Australian troops in Afghanistan have begun using Israeli Heron UAVs. Last July, Australian troops went to Canada to receive training on the Heron, which Canadian troops have also adopted. Canada received its first Heron last October. This model of the Heron is very similar to the 1.1 ton U.S. Predator. The Heron has a 500 pound payload capacity and can stay in the air for more than 24 hours per sortie. While Australia is buying its Herons, Canada is leasing them.
Last year, Canada also ordered half a dozen Israeli Heron TP UAVs. Equipped with a powerful (1,200 horsepower) turbo prop engine, the 4.6 ton aircraft can operate at 45,000 feet. That is, above commercial air traffic, and all the air-traffic-control regulations that discourage, and often forbid, UAV use at the same altitude as commercial aircraft.
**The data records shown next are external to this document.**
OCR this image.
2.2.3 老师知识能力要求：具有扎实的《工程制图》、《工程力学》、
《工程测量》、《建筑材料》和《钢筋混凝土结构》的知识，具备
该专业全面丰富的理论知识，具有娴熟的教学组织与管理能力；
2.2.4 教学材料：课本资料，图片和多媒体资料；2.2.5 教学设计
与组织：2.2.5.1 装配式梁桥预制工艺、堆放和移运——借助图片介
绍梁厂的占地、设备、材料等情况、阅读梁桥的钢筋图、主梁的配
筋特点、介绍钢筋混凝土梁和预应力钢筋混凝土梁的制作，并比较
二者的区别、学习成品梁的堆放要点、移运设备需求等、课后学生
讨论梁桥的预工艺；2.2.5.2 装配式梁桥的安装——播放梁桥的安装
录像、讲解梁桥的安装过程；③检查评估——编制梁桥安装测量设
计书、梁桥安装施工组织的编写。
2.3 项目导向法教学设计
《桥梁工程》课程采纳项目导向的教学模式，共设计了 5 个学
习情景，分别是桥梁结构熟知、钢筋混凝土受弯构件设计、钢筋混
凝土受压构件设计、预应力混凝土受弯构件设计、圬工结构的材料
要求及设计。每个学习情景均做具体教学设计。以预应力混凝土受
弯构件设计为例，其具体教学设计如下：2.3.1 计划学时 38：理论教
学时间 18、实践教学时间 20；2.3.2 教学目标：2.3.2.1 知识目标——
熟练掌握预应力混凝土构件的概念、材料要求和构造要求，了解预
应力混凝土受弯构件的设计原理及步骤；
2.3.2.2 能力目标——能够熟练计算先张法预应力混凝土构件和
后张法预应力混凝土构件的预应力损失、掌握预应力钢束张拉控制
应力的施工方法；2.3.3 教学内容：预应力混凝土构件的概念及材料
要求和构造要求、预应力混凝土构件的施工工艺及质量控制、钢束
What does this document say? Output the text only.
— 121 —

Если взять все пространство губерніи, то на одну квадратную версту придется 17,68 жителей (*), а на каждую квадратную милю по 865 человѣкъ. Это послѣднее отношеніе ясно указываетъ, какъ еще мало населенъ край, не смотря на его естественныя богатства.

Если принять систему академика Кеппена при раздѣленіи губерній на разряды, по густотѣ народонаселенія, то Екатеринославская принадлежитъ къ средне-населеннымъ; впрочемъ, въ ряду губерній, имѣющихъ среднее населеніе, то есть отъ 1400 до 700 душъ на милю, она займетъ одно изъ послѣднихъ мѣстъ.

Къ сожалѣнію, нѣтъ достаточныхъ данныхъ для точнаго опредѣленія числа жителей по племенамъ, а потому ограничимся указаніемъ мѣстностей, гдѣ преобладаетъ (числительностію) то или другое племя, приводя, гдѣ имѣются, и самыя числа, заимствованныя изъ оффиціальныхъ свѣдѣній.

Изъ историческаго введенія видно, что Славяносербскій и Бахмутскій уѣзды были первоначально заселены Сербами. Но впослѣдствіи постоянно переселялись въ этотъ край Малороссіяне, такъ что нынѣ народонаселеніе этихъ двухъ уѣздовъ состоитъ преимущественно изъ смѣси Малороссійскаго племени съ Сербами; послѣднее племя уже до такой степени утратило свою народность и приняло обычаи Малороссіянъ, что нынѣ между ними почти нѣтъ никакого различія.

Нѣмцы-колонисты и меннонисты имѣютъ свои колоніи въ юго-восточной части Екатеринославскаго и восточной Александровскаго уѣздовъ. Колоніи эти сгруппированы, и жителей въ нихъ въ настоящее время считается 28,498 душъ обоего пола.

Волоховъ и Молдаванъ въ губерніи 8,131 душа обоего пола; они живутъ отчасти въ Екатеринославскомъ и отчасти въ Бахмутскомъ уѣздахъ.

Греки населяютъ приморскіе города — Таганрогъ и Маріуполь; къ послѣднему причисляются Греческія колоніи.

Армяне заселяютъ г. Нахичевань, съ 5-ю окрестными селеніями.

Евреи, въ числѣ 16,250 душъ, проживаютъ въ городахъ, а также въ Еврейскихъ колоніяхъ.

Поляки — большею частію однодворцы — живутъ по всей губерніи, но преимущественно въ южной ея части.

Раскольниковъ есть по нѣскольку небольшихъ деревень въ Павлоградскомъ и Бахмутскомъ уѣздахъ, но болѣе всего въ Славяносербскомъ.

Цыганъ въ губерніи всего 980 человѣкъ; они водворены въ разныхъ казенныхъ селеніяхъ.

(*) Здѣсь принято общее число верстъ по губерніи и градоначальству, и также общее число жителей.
The Heron TP has a one ton payload, enabling it to carry sensors that can give a detailed view of what's on the ground, even from that high up. The endurance of 36 hours makes the Heron TP a competitor for the U.S. MQ-9 Reaper (or Predator B), which is the same size as Heron.
The Heron line of UAVs has been around longer than the Predators, and have a comparable track record. India and European nations are already buying various models of the Heron. The Heron TP is also suitable for maritime patrol, and is a low cost competitor to the Global Hawk, which has far more range than most nations need for their naval reconnaissance aircraft.
Heron is actually getting a lot of sales because the Predator manufacturer cannot keep up with order. Israeli UAVs have a good reputation, although many nations avoid buying Israeli weapons because of the potential backlash from Arab oil suppliers.